Jurke pointed out that canola can have both blackleg and root rot. Those plants will have cankers, as well as the typical root rot symptoms.
Blackleg and root rot together are a disaster which will create a big yield loss, said Jurke. When faced with such a double whammy, farmers need to remember that the blackleg populations in their field must have evolved to get around the variety resistance.
“It doesn’t really matter if there’s root rot in the root or not.

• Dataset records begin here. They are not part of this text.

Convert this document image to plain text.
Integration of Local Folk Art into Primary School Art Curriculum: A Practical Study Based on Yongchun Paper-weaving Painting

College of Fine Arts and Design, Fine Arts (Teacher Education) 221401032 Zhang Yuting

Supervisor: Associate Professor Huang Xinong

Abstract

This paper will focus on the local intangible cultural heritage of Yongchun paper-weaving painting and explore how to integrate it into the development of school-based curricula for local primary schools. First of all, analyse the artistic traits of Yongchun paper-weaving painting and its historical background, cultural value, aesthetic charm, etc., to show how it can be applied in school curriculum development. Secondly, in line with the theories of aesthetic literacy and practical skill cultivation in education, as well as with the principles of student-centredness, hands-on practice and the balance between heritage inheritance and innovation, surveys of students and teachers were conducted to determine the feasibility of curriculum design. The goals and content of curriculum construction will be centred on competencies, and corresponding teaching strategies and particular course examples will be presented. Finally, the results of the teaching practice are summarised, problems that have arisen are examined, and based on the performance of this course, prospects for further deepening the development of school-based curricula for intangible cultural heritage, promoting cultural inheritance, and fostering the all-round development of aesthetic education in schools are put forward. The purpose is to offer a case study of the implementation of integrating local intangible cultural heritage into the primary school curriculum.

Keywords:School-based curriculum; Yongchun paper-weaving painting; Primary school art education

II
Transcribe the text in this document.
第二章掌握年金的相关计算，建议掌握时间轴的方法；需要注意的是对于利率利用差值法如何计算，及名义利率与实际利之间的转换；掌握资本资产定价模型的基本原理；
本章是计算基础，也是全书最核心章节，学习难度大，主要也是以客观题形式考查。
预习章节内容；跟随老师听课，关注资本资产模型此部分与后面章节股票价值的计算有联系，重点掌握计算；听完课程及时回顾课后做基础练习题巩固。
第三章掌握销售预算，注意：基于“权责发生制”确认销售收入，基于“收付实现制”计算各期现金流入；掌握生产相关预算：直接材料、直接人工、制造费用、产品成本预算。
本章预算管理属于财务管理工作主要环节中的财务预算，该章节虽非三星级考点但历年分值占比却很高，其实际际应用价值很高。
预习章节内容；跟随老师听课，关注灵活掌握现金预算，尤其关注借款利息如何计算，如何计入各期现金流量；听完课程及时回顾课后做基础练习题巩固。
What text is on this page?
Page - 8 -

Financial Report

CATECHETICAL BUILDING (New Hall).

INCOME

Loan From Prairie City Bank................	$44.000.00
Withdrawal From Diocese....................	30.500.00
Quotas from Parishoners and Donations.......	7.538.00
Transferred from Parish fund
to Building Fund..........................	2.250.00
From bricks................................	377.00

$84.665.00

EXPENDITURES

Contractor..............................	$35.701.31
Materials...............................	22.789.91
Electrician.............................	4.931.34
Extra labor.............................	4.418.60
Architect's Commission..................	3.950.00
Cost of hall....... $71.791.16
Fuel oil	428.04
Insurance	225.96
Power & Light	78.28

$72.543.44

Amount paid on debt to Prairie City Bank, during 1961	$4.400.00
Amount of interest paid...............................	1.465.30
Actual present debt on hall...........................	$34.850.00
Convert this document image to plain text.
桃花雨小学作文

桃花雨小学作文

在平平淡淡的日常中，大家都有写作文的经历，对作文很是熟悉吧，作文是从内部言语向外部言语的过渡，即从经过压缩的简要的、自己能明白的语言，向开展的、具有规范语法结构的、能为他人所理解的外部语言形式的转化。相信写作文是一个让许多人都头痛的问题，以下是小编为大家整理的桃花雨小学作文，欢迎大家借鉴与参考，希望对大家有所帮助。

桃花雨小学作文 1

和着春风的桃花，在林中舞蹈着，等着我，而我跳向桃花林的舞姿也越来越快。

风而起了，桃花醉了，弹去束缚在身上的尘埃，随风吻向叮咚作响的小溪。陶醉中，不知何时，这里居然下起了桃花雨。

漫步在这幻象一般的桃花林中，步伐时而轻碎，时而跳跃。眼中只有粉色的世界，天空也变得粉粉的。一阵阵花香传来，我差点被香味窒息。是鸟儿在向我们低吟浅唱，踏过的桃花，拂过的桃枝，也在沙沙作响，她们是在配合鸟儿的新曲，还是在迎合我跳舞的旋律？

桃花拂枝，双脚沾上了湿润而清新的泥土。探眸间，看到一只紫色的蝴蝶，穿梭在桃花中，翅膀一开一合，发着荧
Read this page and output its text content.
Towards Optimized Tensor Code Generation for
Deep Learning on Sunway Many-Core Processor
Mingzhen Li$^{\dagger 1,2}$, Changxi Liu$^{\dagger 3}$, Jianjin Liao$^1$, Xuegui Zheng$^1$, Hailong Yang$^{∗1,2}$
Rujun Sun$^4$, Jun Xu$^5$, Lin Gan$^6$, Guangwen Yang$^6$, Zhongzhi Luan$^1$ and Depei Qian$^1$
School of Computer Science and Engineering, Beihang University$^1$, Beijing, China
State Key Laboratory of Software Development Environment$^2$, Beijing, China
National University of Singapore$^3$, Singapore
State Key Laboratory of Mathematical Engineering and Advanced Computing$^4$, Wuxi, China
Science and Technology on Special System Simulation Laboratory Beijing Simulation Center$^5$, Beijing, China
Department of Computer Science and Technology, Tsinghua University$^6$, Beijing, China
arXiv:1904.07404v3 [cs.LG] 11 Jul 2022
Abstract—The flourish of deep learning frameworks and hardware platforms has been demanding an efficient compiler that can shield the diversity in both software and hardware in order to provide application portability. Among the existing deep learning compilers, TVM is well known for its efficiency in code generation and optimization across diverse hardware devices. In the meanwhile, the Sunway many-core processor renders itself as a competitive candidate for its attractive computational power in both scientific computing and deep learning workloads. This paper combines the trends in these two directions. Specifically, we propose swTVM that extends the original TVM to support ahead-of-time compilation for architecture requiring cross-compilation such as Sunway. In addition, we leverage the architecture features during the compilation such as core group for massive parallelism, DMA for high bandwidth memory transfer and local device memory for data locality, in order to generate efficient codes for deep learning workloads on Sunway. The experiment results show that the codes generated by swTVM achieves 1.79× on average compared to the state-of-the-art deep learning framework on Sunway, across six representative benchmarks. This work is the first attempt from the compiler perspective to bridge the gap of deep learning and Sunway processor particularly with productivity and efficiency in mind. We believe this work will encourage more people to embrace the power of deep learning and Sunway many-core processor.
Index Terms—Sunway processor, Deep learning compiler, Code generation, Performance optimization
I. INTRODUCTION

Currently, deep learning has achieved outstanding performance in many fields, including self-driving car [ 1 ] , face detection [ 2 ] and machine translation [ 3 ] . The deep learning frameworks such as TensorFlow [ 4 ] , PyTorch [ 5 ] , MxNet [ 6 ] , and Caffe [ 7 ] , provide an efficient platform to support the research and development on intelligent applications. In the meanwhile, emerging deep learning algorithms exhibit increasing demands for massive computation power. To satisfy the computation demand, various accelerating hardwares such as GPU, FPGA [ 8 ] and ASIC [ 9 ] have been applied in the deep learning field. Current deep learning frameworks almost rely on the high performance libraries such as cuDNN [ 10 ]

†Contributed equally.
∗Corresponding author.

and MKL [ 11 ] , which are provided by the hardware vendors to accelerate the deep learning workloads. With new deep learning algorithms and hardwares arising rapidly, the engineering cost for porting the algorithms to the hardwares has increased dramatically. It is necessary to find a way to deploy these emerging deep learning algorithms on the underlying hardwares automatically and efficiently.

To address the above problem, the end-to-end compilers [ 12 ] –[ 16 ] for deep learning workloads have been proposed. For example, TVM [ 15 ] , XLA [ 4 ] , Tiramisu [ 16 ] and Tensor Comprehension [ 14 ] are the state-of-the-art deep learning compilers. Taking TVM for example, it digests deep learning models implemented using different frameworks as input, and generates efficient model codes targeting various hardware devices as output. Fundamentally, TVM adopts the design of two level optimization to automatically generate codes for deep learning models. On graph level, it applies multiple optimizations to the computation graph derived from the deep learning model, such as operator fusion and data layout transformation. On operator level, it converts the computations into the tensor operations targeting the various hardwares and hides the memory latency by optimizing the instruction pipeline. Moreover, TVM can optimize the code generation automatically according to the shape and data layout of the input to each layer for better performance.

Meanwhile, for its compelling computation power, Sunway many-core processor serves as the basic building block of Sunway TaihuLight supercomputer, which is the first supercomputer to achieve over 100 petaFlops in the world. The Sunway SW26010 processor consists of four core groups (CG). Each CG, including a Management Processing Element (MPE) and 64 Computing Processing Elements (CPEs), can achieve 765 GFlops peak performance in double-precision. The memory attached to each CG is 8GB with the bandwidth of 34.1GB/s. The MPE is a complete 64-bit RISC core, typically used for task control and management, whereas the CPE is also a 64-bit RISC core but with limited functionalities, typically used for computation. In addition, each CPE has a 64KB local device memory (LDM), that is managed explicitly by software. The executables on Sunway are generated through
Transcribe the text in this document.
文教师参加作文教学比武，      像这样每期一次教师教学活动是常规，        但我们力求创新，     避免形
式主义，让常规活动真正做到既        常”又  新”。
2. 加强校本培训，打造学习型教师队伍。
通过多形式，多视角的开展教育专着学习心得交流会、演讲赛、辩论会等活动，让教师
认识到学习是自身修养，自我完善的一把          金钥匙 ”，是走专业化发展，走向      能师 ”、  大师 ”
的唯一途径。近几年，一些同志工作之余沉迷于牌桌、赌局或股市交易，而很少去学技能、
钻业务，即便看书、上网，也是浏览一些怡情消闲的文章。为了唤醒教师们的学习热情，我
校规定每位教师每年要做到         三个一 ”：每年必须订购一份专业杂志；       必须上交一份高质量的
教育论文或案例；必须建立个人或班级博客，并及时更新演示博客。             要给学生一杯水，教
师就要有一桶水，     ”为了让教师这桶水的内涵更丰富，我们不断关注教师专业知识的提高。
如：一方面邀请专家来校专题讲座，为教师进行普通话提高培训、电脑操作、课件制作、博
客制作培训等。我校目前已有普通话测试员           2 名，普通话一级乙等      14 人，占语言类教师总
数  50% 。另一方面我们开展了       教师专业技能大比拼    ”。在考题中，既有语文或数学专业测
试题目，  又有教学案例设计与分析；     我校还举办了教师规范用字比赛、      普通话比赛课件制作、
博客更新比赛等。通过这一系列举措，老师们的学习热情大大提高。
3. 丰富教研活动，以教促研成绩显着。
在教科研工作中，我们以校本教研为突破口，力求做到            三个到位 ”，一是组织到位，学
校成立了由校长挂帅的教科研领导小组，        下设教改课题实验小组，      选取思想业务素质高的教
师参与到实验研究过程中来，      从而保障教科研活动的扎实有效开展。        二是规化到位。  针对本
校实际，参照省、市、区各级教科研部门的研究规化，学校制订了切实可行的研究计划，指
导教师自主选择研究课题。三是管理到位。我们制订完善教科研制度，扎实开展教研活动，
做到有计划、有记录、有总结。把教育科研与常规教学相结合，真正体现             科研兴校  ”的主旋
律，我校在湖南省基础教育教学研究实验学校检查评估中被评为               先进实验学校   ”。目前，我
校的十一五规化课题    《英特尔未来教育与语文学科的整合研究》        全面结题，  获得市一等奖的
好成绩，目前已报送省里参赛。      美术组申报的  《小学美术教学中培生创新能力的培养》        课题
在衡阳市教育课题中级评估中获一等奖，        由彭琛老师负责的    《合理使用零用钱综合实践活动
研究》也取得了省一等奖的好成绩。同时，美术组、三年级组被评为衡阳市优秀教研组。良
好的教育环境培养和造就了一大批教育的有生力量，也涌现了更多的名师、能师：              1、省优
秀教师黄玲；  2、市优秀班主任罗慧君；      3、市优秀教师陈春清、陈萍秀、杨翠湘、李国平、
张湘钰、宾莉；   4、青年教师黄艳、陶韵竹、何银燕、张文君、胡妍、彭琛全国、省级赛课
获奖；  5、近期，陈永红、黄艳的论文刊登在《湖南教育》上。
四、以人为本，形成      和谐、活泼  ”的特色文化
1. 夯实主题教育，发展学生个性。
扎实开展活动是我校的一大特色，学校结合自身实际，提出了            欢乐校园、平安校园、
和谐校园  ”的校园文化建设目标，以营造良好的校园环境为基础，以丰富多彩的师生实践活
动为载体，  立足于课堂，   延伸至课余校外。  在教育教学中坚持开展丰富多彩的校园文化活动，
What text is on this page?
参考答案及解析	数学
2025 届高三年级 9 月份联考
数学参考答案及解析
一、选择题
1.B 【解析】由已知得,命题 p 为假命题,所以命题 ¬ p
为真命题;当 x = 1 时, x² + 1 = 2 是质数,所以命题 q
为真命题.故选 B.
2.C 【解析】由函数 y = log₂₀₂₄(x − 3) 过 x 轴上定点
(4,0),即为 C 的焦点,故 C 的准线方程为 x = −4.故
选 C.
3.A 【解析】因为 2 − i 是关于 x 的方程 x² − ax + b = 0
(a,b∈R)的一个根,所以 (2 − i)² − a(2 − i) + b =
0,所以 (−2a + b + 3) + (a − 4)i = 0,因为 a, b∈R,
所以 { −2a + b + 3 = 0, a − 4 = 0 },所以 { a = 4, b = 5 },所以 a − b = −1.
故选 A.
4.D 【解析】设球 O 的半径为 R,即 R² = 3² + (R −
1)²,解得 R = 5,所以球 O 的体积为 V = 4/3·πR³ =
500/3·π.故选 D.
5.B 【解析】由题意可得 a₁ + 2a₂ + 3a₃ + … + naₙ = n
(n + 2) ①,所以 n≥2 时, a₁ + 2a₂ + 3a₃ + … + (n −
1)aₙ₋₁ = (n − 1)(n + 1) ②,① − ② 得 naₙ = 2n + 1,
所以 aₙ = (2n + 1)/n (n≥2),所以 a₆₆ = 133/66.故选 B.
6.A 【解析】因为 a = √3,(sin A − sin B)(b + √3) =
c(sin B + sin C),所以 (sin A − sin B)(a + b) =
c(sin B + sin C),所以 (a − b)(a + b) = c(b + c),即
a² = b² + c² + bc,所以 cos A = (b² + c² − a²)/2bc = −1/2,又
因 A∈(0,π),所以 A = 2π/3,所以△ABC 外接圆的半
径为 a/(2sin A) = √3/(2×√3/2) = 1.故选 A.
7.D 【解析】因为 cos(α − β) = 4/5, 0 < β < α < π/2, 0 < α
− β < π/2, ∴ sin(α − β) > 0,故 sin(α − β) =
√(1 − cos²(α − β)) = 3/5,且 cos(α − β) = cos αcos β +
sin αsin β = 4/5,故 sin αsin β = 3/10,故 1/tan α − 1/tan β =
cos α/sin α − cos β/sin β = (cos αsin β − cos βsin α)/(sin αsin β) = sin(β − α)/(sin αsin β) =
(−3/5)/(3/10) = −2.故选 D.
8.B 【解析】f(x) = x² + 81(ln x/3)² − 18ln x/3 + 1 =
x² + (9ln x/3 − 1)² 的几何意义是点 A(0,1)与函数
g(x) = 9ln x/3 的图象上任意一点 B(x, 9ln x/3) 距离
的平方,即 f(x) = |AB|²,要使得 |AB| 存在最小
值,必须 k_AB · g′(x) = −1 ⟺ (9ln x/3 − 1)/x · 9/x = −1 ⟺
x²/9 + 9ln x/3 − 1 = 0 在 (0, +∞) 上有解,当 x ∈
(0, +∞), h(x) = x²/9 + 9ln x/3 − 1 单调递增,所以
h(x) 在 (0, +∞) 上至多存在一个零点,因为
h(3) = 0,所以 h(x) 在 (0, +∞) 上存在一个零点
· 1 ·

If you’re finding blackleg here, the (blackleg) resistance is not working,” said Jurke.
4. Verticillium wilt
Verticillium wilt is a big problem in Europe’s winter oilseed rape, said Zuzak. It’s also been found in Manitoba, but Manitoba is not Sweden.
“In spring canola, we’re not really sure exactly what kind of infection potential it has,” she said.
Farmers and agronomists can spot this disease by watching for “half symptoms,” Zuzak said. For example, fusarium wilt will yellow half a leaf. Half the stem may also turn brown, or there may be a brown stripe, with very straight margins, she added.
The disease forces the plant to shed its own cubicle, Zuzak said. Plants will also shed their own cuticles while still growing, she added, exposing the microsclerotia.
Verticillium wilt is a later-season infection, so farmers and agronomists can scout stubble after swathing, or even the next year. The plant produces lots of microsclerotia after it’s cut, between the cuticle and the pith, Zuzak said. Those microsclerotia look like dirt specks.
The microsclerotia also inoculate the soil. Right now there are no resistant cultivars. Zuzak said the management recommendations are similar to clubroot. And although the resting spores are long-lived in the soil, a longer rotation should reduce the inoculum, she added.
There haven’t been many disease trials yet on spring canola, she added.
“So we’re not really sure about the extent of this threat yet, other than it’s soilborne. And there’s nothing to really stop soilborne pathogens from crossing borders.”